Keywords

1 Introduction

Online social media enables individuals to obtain information in a cheap and handy way, yet it also promotes the spread of misinformation. Predicting and analyzing users’ information sharing behavior, in environments where true and false information coexist, is a crucial task in the field of information governance.

Current user behavior prediction work primarily focuses on utilizing machine learning or deep learning methods to improve prediction accuracy, but largely overlooks the underlying driving factors behind the behavior, resulting in low interpretability and credibility of the results, making it difficult to apply in real-world scenarios. Furthermore, current research on misinformation dissemination mainly focuses on comparing the spread patterns of true and false information from a macro perspective. They have found that false information tends to spread faster, deeper, and more broadly than real information [16, 18], and pointed out there are differences in novelty, topic distribution, and sentiment distribution between true and false information. However, their analyses are relatively independent, overlooking the interplay between features, and the research primarily concentrates on positive samples, i.e., users who participated in sharing, without combining and contrasting with negative samples, i.e., users who were exposed to the news but did not share it, making it difficult to uncover the true driving factors behind users’ behavior. Due to the numerous and interrelated factors determining user behavior, accurately predicting user behavior and analyzing the underlying reasons is a challenging task.

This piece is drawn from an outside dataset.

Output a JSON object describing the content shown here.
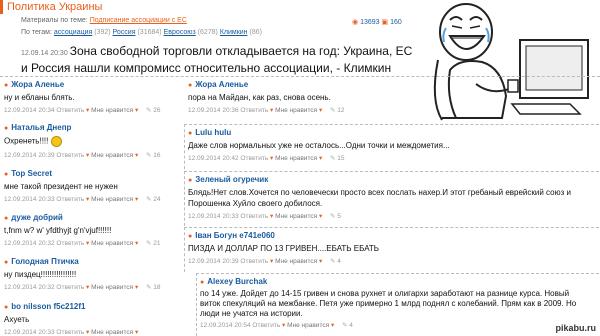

Given the limitations of current research, we integrate the discovery of motivations behind information spreading with the task of predicting user behavior. From both theoretical and practical perspectives, we provide a more detailed explanation on how various factors drive user behavior. Specifically, our approach draws upon social theories to identify and extract the most crucial driving factors from complex social data, and achieves high accuracy in behavior prediction through a very limited feature set. Moreover, instead of relying on feature importance rankings from the prediction task, we introduce causal graphs to describe the interactions between features, through cross-analysis of bot accounts, human accounts, and the propagation of true and false information, we unveil the key underlying reasons genuinely influencing user behavior. In summary, this paper:

  • Identifies and quantifies the potential factors influencing whether users share a news post based on reliable social theories, and validates the effectiveness of the derived features through user behavior prediction task.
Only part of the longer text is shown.